Emma: (leans back, thoughtful)
Fair point. The placebo effect is powerful. But there’s a difference between using belief to motivate you, and thinking the universe operates like a cosmic Yelp review based on your fish etiquette.

Raj: (chuckling)
Hey, maybe it does. Maybe the universe is secretly a grandma watching us from the stars: “Tsk tsk, Emma’s eating the tail again. That’s three days of flat tires!”

Emma: (laughs hard, nearly chokes on a carrot)
Okay, now I’m picturing the Big Dipper with a rolling pin.

Raj:
Exactly! Tradition adds flavor to life. Not everything has to be proven in a lab.
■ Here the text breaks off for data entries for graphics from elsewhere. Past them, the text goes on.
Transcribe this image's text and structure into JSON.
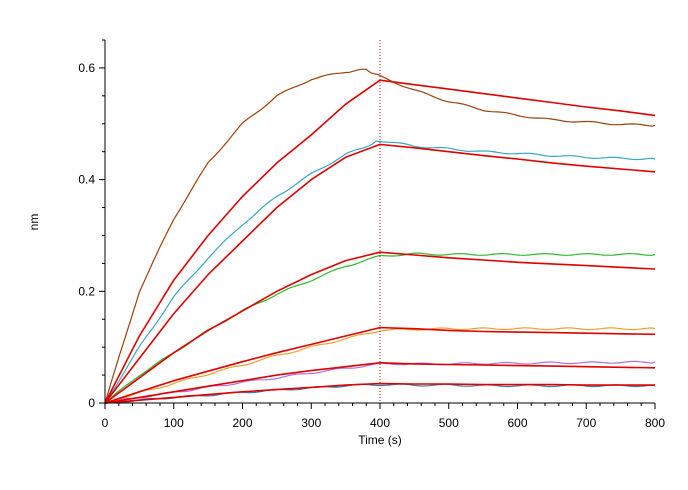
{
  "chart_data": {
    "type": "line",
    "title": "",
    "xlabel": "Time (s)",
    "ylabel": "nm",
    "xlim": [
      0,
      800
    ],
    "ylim": [
      0,
      0.65
    ],
    "x_ticks": [
      0,
      100,
      200,
      300,
      400,
      500,
      600,
      700,
      800
    ],
    "x_tick_labels": [
      "0",
      "100",
      "200",
      "300",
      "400",
      "500",
      "600",
      "700",
      "800"
    ],
    "y_ticks": [
      0,
      0.2,
      0.4,
      0.6
    ],
    "y_tick_labels": [
      "0",
      "0.2",
      "0.4",
      "0.6"
    ],
    "grid": false,
    "legend": "none",
    "annotations": [
      {
        "type": "vertical-dotted-line",
        "x": 400,
        "color": "#c00000"
      }
    ],
    "series": [
      {
        "kind": "measured",
        "color": "#a0400a",
        "x": [
          0,
          50,
          100,
          150,
          200,
          250,
          300,
          350,
          380,
          400,
          450,
          500,
          550,
          600,
          650,
          700,
          750,
          800
        ],
        "values": [
          0,
          0.2,
          0.33,
          0.43,
          0.5,
          0.55,
          0.58,
          0.593,
          0.597,
          0.585,
          0.56,
          0.54,
          0.525,
          0.515,
          0.507,
          0.503,
          0.499,
          0.497
        ]
      },
      {
        "kind": "fit",
        "color": "#e00000",
        "x": [
          0,
          50,
          100,
          150,
          200,
          250,
          300,
          350,
          400,
          450,
          500,
          550,
          600,
          650,
          700,
          750,
          800
        ],
        "values": [
          0,
          0.12,
          0.22,
          0.3,
          0.37,
          0.43,
          0.48,
          0.535,
          0.578,
          0.57,
          0.562,
          0.554,
          0.546,
          0.538,
          0.53,
          0.523,
          0.515
        ]
      },
      {
        "kind": "measured",
        "color": "#3aa6c0",
        "x": [
          0,
          50,
          100,
          150,
          200,
          250,
          300,
          350,
          390,
          400,
          450,
          500,
          550,
          600,
          650,
          700,
          750,
          800
        ],
        "values": [
          0,
          0.1,
          0.19,
          0.26,
          0.32,
          0.37,
          0.41,
          0.445,
          0.465,
          0.47,
          0.46,
          0.455,
          0.45,
          0.447,
          0.443,
          0.44,
          0.438,
          0.437
        ]
      },
      {
        "kind": "fit",
        "color": "#e00000",
        "x": [
          0,
          50,
          100,
          150,
          200,
          250,
          300,
          350,
          400,
          450,
          500,
          550,
          600,
          650,
          700,
          750,
          800
        ],
        "values": [
          0,
          0.08,
          0.16,
          0.23,
          0.29,
          0.35,
          0.4,
          0.44,
          0.463,
          0.457,
          0.45,
          0.443,
          0.437,
          0.43,
          0.424,
          0.419,
          0.414
        ]
      },
      {
        "kind": "measured",
        "color": "#2db82d",
        "x": [
          0,
          50,
          100,
          150,
          200,
          250,
          300,
          350,
          400,
          450,
          500,
          550,
          600,
          650,
          700,
          750,
          800
        ],
        "values": [
          0,
          0.05,
          0.09,
          0.13,
          0.165,
          0.195,
          0.22,
          0.245,
          0.263,
          0.267,
          0.266,
          0.266,
          0.266,
          0.266,
          0.266,
          0.266,
          0.266
        ]
      },
      {
        "kind": "fit",
        "color": "#e00000",
        "x": [
          0,
          50,
          100,
          150,
          200,
          250,
          300,
          350,
          400,
          450,
          500,
          550,
          600,
          650,
          700,
          750,
          800
        ],
        "values": [
          0,
          0.045,
          0.09,
          0.13,
          0.165,
          0.2,
          0.23,
          0.255,
          0.27,
          0.265,
          0.26,
          0.256,
          0.252,
          0.249,
          0.246,
          0.243,
          0.24
        ]
      },
      {
        "kind": "measured",
        "color": "#f0a030",
        "x": [
          0,
          50,
          100,
          150,
          200,
          250,
          300,
          350,
          400,
          450,
          500,
          550,
          600,
          650,
          700,
          750,
          800
        ],
        "values": [
          0,
          0.018,
          0.035,
          0.052,
          0.068,
          0.085,
          0.1,
          0.115,
          0.13,
          0.132,
          0.133,
          0.133,
          0.133,
          0.133,
          0.133,
          0.133,
          0.133
        ]
      },
      {
        "kind": "fit",
        "color": "#e00000",
        "x": [
          0,
          50,
          100,
          150,
          200,
          250,
          300,
          350,
          400,
          450,
          500,
          550,
          600,
          650,
          700,
          750,
          800
        ],
        "values": [
          0,
          0.02,
          0.04,
          0.057,
          0.074,
          0.09,
          0.105,
          0.12,
          0.135,
          0.133,
          0.13,
          0.128,
          0.127,
          0.126,
          0.125,
          0.124,
          0.123
        ]
      },
      {
        "kind": "measured",
        "color": "#b070e0",
        "x": [
          0,
          50,
          100,
          150,
          200,
          250,
          300,
          350,
          400,
          450,
          500,
          550,
          600,
          650,
          700,
          750,
          800
        ],
        "values": [
          0,
          0.01,
          0.019,
          0.028,
          0.037,
          0.045,
          0.054,
          0.062,
          0.07,
          0.07,
          0.07,
          0.071,
          0.071,
          0.072,
          0.072,
          0.073,
          0.073
        ]
      },
      {
        "kind": "fit",
        "color": "#e00000",
        "x": [
          0,
          50,
          100,
          150,
          200,
          250,
          300,
          350,
          400,
          450,
          500,
          550,
          600,
          650,
          700,
          750,
          800
        ],
        "values": [
          0,
          0.01,
          0.02,
          0.03,
          0.04,
          0.05,
          0.058,
          0.065,
          0.072,
          0.07,
          0.069,
          0.068,
          0.067,
          0.066,
          0.065,
          0.064,
          0.063
        ]
      },
      {
        "kind": "measured",
        "color": "#3a7ea8",
        "x": [
          0,
          50,
          100,
          150,
          200,
          250,
          300,
          350,
          400,
          450,
          500,
          550,
          600,
          650,
          700,
          750,
          800
        ],
        "values": [
          0,
          0.005,
          0.01,
          0.014,
          0.019,
          0.023,
          0.027,
          0.031,
          0.033,
          0.032,
          0.032,
          0.031,
          0.031,
          0.031,
          0.031,
          0.031,
          0.031
        ]
      },
      {
        "kind": "fit",
        "color": "#e00000",
        "x": [
          0,
          50,
          100,
          150,
          200,
          250,
          300,
          350,
          400,
          450,
          500,
          550,
          600,
          650,
          700,
          750,
          800
        ],
        "values": [
          0,
          0.005,
          0.01,
          0.015,
          0.02,
          0.024,
          0.028,
          0.032,
          0.035,
          0.034,
          0.034,
          0.033,
          0.033,
          0.033,
          0.032,
          0.032,
          0.032
        ]
      }
    ]
  }
}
Sometimes it’s about culture, comfort… and maybe a little cosmic insurance.

Emma:
True. I can respect that—as long as we don’t start sacrificing goats or applying fish bones to your Wi-Fi router.

Raj:
Don’t tempt me. My signal’s been terrible lately. Maybe it needs a fish bone antenna.

Emma: (smiles and clinks her fork with his)
To each their fish. Head or tail, I’m just glad we’re sharing a meal.

Raj:
Cheers to that. And remember—if anything lucky happens today, I’m totally taking credit for the way I started this filet.

Emma:
Deal. And if we both get stuck in traffic later, I’m blaming the fish.


[Scene fades with laughter and the sound of more fork clinks, as snow continues falling outside.]